Effective interface laws of Navier-slip-type involving the elastic displacement for Stokes flow through a thin porous elastic layer

Abstract: This paper presents a rigorous derivation of an effective model for fluid flow through a thin elastic porous membrane separating two fluid bulk domains. The microscopic setting involves a periodically structured porous membrane composed of a solid phase and fluid-filled pores, with thickness and periodicity of order $\varepsilon$, small compared to the size of the bulk regions. The microscopic model is governed by a coupled fluid-structure interaction system: instationary Stokes equations for the fluid and linear elasticity for the solid, with two distinct scalings of the elastic stress tensor yielding different effective behaviors.

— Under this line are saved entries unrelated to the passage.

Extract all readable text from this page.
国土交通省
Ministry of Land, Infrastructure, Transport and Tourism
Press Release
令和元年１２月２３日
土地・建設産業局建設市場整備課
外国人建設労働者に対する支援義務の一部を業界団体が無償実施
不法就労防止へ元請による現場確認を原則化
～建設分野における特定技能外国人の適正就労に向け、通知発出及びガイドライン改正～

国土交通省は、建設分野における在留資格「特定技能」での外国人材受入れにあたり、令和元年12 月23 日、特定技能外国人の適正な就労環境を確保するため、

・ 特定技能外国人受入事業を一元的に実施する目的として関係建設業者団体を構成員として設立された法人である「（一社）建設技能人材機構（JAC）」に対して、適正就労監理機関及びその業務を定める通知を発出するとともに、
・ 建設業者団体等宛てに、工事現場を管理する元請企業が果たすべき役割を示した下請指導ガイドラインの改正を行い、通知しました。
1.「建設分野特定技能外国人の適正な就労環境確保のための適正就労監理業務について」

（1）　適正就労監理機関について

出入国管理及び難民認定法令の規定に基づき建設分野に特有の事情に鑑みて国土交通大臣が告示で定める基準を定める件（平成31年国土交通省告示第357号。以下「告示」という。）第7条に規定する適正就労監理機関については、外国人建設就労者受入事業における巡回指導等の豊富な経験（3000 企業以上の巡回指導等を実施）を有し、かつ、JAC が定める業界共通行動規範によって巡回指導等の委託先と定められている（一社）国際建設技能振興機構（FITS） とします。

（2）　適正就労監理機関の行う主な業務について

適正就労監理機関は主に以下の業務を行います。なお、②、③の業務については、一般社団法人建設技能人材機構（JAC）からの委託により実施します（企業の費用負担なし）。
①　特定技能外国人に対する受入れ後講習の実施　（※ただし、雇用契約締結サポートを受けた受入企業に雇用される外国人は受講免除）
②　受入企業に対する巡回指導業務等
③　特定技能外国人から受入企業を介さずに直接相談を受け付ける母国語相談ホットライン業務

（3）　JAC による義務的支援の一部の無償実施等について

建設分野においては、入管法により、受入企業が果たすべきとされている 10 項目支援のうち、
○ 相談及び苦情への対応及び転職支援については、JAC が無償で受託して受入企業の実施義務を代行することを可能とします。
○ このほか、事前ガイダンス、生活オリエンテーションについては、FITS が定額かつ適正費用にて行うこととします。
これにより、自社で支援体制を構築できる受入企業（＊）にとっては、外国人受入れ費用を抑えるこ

Using two-scale convergence techniques adapted to thin domains and oscillatory microstructures, the membrane is reduced to an effective interface across which transmission conditions are derived. The resulting macroscopic model couples the bulk fluid domains via effective interface laws of Navier-slip-type including the dynamic displacement. The character of this coupling depends critically on the choice of the scaling in the elastic stress tensor, leading to either a membrane equation or a Kirchhoff-Love plate equation for the effective displacement. The resulting interface conditions naturally admit mass exchange between the adjacent fluid regions. In the analytical framework, a new two-scale compactness theorem for the symmetric gradient is established, underpinning the passage to the limit in the coupled system. Moreover, cell problem techniques are employed systematically to construct admissible test functions and to rigorously extract the effective macroscopic coefficients.